After a 14 hour train ride and about 400 miles, which was very pleasant in our Non-AC compartment, Catherine and I arrived in Ernukulam near Fort Cochin, a big tourist destination. The scenery on the train ride was gorgeous- vegetation in South India is made up of many palm trees and lush green jungles, and due to the rains almost every field was flooded. It felt like we were traveling into the Jurassic period and that a dinosaur would attack our train at any moment... just kidding, the ride was actually very peaceful and I slept very well!
Looking outside the jail.. i mean train (jk jk) of our train compartment. Lots of newspapers on the window to keep the rain from dripping in.
Fort Cochin is a small, entirely tourist revolved town right on the western coast of India. We are staying at a simple, clean home stay for only $5 every night. Our first night here we saw the classic drama form of Kochi- Kathakali. It's like a pantomime/dance with elaborately dressed and made-up actors with a classical Indian singer narrating along with percussion in the background. I really enjoyed the performance (a story-line similar to Grendel) and was sad that I missed the classical Indian dance performance the night after. I'm going to inquire about classical dance lessons soon!
Kathakali...lots of brilliant col
Boo!!! Pretty unique costumes and good dance storytelling.
This day we, along with many other tourists, took a 1.5 hour bus ride to Allepey known for it's Snake Boat Races which attract thousands of local fans and in which over 50 boats compete (each snake boat holds 105 rowers, wow!). So there were also over a thousand people on the water that day! There was definitely a regatta feel to the entire event that made me miss crew races.
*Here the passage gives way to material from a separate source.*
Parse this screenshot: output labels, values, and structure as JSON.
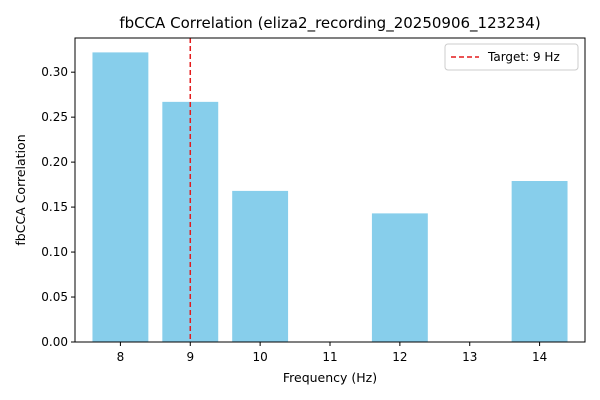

We sat in a tourist pavilion set on the water in front of the finish line and near the judges. However, we didn't miss out on the local atmosphere as a whole lot of Indian guys ended up/sneaking into our pavilion and started doing long rowdy cheers/songs. It was incredibly amusing to watch and part of me wanted to join in their crazy water bottle bashing and chair jumping festivities. A very nice Indian ex-weight lifter was sitting next to me and explained the entire race as the English commentator was horribly lacking in her skills. From noon until 5:30 we waited, then watched the several heats of boat races, and enjoyed sharing snacks with the rowdy Indian men :).
There was music (drums mainly) and lots of costumed dancers in the celebrations.Before the race, all the snake boats (~20 of them) line up before the governmental VIPs to salute them. You can tell the boats are super long , skinny, and shallow. There are also about 8 cheerleaders that stand on the center of the boat either drumming or yelling at the crew.The picture doesn't even fit the entire boat!
We met several student British doctors and dentists on the pavilion and ended up having a great dinner with them after the races. Every tourist I've met so far has been so friendly, and we always exchange emails afterwards, offering hospitality in our respective countries if the other ever visits.